Univ. of Iowa Bd. of Regents v. Am. Arbitration Ass’n, No. 17-0949, 2019 BL 7069 (Iowa Ct. App. Jan. 09, 2019)

Modern Piping, Inc. (“Modern Piping”) and the University of Iowa, Board of Regents, and State of Iowa (“University”) entered into two construction contracts, both containing arbitration provisions.  Disputes arose related to each contract and Modern Piping filed a demand for arbitration with the American Arbitration Association (AAA).  The University filed an action against AAA, seeking to enjoin it from arbitrating the disputes.  AAA filed a motion for summary judgment on the grounds that arbitral immunity doctrine applied.  The district court granted AAA’s motion and the University appealed.

The doctrine of arbitral immunity provides that arbitrators are immune from liability for acts performed in their arbitral capacity and generally shields all functions which are integrally related to the arbitral process.  The doctrine applies to a claim against an arbitrator where the claim effectively seeks to challenge the decisional act of an arbitrator or arbitration panel.  The immunity extends to associations administering arbitration procedures.

United States ex rel. Am. Civ. Constr., LLC v. Hirani Eng’g & Land Surveying, P.C., 2018 U.S. Dist. LEXIS 200829 (D.D.C. Nov 28, 2018).

The case involved the construction of a levee wall on the National Mall in Washington, D.C.  In September 2010, the Army Corps of Engineers awarded Hirani Engineering & Land Surveying, P.C. (“Hirani”) the prime contract for the project.  Hirani’s surety was Colonial Surety Company (“Colonial”).  Hirani subcontracted the majority of the work to American Civil Construction, LLC (“ACC”).  Following a series of disputes and project delays, the Army Corps terminated Hirani.  ACC then filed suit in the United States District Court for the District of Columbia seeking over $2 million in damages under the Miller Act as well as state law for breach of contract.  After a bench trial, the court entered judgment in favor of ACC.

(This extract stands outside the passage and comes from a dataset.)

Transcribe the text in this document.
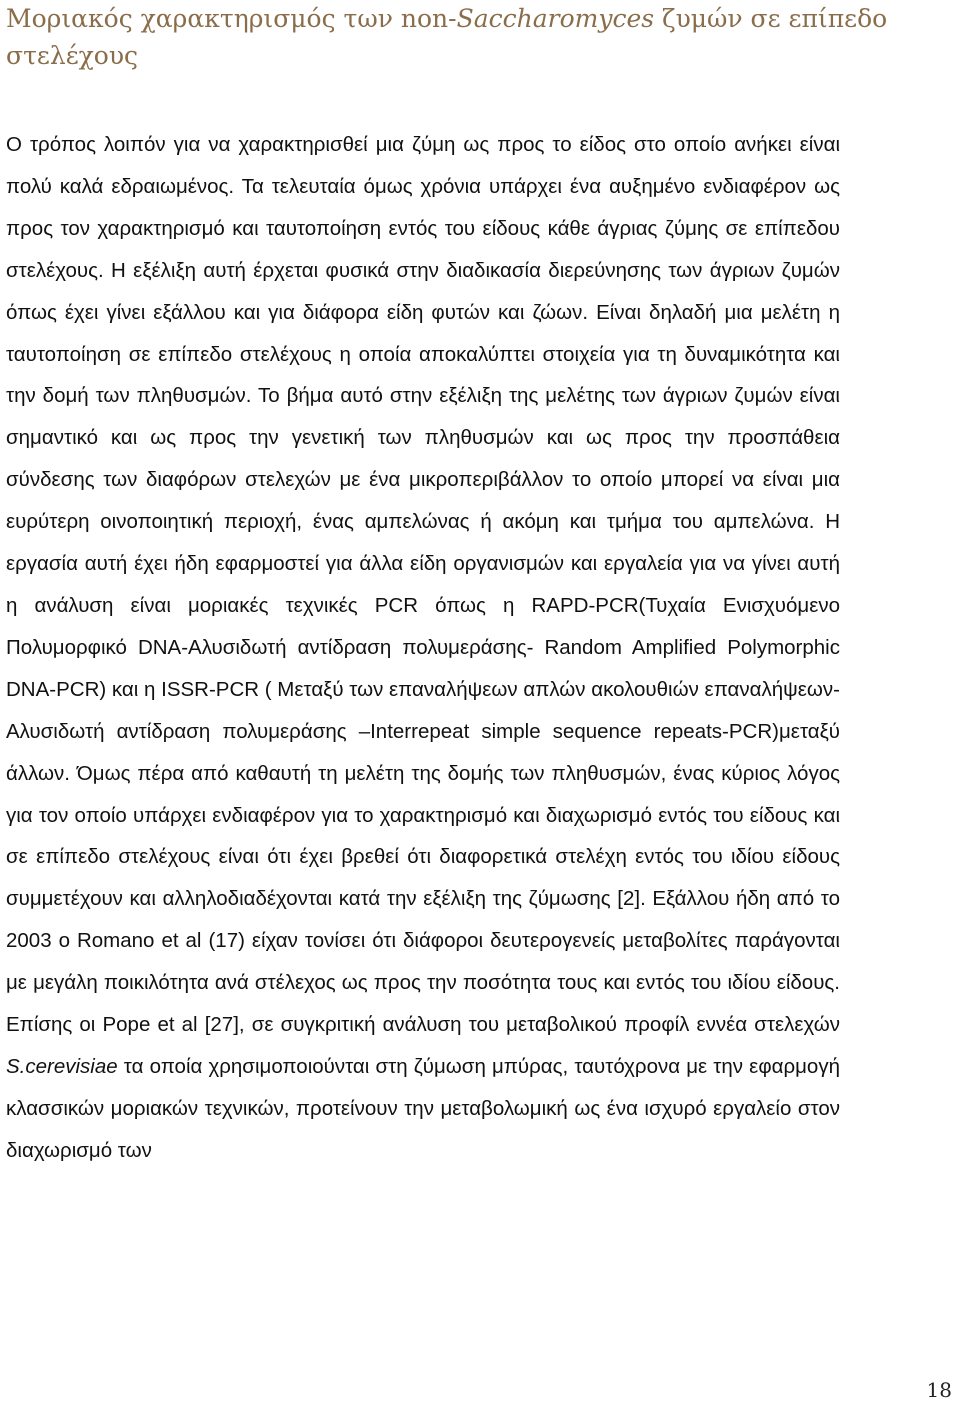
Μοριακός χαρακτηρισμός των non-Saccharomyces ζυμών σε επίπεδο στελέχους

Ο τρόπος λοιπόν για να χαρακτηρισθεί μια ζύμη ως προς το είδος στο οποίο ανήκει είναι πολύ καλά εδραιωμένος. Τα τελευταία όμως χρόνια υπάρχει ένα αυξημένο ενδιαφέρον ως προς τον χαρακτηρισμό και ταυτοποίηση εντός του είδους κάθε άγριας ζύμης σε επίπεδου στελέχους. Η εξέλιξη αυτή έρχεται φυσικά στην διαδικασία διερεύνησης των άγριων ζυμών όπως έχει γίνει εξάλλου και για διάφορα είδη φυτών και ζώων. Είναι δηλαδή μια μελέτη η ταυτοποίηση σε επίπεδο στελέχους η οποία αποκαλύπτει στοιχεία για τη δυναμικότητα και την δομή των πληθυσμών. Το βήμα αυτό στην εξέλιξη της μελέτης των άγριων ζυμών είναι σημαντικό και ως προς την γενετική των πληθυσμών και ως προς την προσπάθεια σύνδεσης των διαφόρων στελεχών με ένα μικροπεριβάλλον το οποίο μπορεί να είναι μια ευρύτερη οινοποιητική περιοχή, ένας αμπελώνας ή ακόμη και τμήμα του αμπελώνα. Η εργασία αυτή έχει ήδη εφαρμοστεί για άλλα είδη οργανισμών και εργαλεία για να γίνει αυτή η ανάλυση είναι μοριακές τεχνικές PCR όπως η RAPD-PCR(Τυχαία Ενισχυόμενο Πολυμορφικό DNA-Αλυσιδωτή αντίδραση πολυμεράσης- Random Amplified Polymorphic DNA-PCR) και η ISSR-PCR ( Μεταξύ των επαναλήψεων απλών ακολουθιών επαναλήψεων-Αλυσιδωτή αντίδραση πολυμεράσης –Interrepeat simple sequence repeats-PCR)μεταξύ άλλων. Όμως πέρα από καθαυτή τη μελέτη της δομής των πληθυσμών, ένας κύριος λόγος για τον οποίο υπάρχει ενδιαφέρον για το χαρακτηρισμό και διαχωρισμό εντός του είδους και σε επίπεδο στελέχους είναι ότι έχει βρεθεί ότι διαφορετικά στελέχη εντός του ιδίου είδους συμμετέχουν και αλληλοδιαδέχονται κατά την εξέλιξη της ζύμωσης [2]. Εξάλλου ήδη από το 2003 ο Romano et al (17) είχαν τονίσει ότι διάφοροι δευτερογενείς μεταβολίτες παράγονται με μεγάλη ποικιλότητα ανά στέλεχος ως προς την ποσότητα τους και εντός του ιδίου είδους. Επίσης οι Pope et al [27], σε συγκριτική ανάλυση του μεταβολικού προφίλ εννέα στελεχών S.cerevisiae τα οποία χρησιμοποιούνται στη ζύμωση μπύρας, ταυτόχρονα με την εφαρμογή κλασσικών μοριακών τεχνικών, προτείνουν την μεταβολωμική ως ένα ισχυρό εργαλείο στον διαχωρισμό των

18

As part of its claim, ACC sought damages for costs related to idle equipment at the project site.  Although the claim was only a small part of ACC’s overall claim, the court’s approach was noteworthy.  ACC asserted that all of the costs were recoverable under the Miller Act.  Conversely, Hirani and Colonial argued that standby equipment expenses were per se unavailable under the Act.  The court disagreed with both parties and held that, although the Miller Act permitted a contractor to recover for idle equipment, it could not do so in all instances.

Ferrara v. Peaches Café LLC, 2018 NY Lexis 3244 (November 20, 2018)

COR Ridge Road Company, LLC (“COR”), as landlord, entered into a 10 year lease with Peaches Café, LLC (“Peaches”).  The lease imposed certain construction requirements on Peaches for it to operate its restaurant, including adherence to specific electrical specifications. The lease also provided that COR approve of any improvements to the premises, that Peaches submit to COR all design plans for the electrical work, and that any improvements made become part of the realty.  Angelo Ferrara (“Ferrara”) performed some of the electrical work.

After Peaches closed its business, Ferrara filed a mechanics lien against the property for more than $50,000 Peaches owed him, noticing both Peaches and COR. Ferrara subsequently sought to foreclose on the lien.  Both Ferrara and COR moved for summary judgment in the foreclosure action, and the trial court granted COR’s motion and dismissed the complaint against it. The Appellate Division granted Ferrara’s motion for summary judgment, upholding the validity of the lien on COR’s property. COR appealed to the Court of Appeals, which affirmed.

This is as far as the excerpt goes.